Michael Tomasky over at The American Prospect sums up in a sentence what I've been thinking regarding Karl Rove's apologists.

But in the meantime, it’s a pathetic thing to watch supposedly respectable conservative intellectuals act like they’re running for the editorship of Pravda in 1921.

Tomasky mentions the primates over at National Review Online. He's right that this crew has been among the worst of the apologists. Worst because The National Review is supposed to be a serious magazine. More serious than Fox News, and certainly more serious than websites like those run by Michelle Malkin, Hugh Hewitt, Powerline, etc. But I guess this is what happens when you turn the keys over to adolescents like Jonah Goldberg and Rich Lowry.

Posted by mike at July 19, 2005 04:44 PM
Comments

Well, you didn't make this one easy. I am accustomed now to there not being an actual arguement or consideration of facts, but the extra step of having no link to the article makes it pretty difficult to know what the charge is.

Point one: in the past I have pointed out that it takes guts for liberals to blithly throw around charges like gulag (given their clear history of defending or denying the gulags while they were in operation). Let's add Pravda to the list.

I found the article. Cool. Tomasky points out that Rove was interested in discrediting Joseph Wilson. Stunning. A political party operative interested in discrediting a member of the other party. My God, will Washington survive?

Skipping ahead to Mike's point: Tomasky is shocked, shocked that no Republicans have acknowledged that Rove's conversation may have been problematic. A totally fair point. How many Democrats have acknowledged that the conversation may have been innocuous?

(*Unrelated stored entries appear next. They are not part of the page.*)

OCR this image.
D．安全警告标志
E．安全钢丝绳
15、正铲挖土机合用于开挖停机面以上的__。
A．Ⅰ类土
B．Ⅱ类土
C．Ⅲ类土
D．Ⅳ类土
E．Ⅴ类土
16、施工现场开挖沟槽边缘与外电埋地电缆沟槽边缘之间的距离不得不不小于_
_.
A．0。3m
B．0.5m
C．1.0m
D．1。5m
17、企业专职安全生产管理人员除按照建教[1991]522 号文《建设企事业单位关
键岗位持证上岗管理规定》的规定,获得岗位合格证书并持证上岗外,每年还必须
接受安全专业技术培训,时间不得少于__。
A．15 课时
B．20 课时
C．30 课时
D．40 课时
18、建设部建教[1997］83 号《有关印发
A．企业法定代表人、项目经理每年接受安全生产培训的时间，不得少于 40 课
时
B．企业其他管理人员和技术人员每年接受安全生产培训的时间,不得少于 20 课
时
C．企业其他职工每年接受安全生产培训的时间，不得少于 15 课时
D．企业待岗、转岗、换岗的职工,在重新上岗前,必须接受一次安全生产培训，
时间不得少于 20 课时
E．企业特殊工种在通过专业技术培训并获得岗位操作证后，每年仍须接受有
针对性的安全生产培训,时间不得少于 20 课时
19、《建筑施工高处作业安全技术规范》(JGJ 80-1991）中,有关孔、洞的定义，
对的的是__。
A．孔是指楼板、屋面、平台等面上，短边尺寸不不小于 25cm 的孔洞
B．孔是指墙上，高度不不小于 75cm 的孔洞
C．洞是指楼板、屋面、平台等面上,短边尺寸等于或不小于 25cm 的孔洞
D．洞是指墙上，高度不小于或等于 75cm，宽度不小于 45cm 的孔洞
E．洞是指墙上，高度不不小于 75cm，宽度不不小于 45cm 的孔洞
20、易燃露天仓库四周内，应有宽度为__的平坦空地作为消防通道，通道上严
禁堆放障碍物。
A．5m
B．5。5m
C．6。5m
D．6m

He then expresses disappointment that the folks at National Review have "turn[ed] somersaults trying to prove that Cooper’s language may have meant this and not that". Good point. We shouldn't look at the possibility that there are differing interpretations of what something meant.

But what is the substance of NRs apologetics? Who knows? Not Tomasky, not Tolles. To look at what is actually being argued is, of course, not the point. One only needs outrage that the evil Karl Rove is being defended.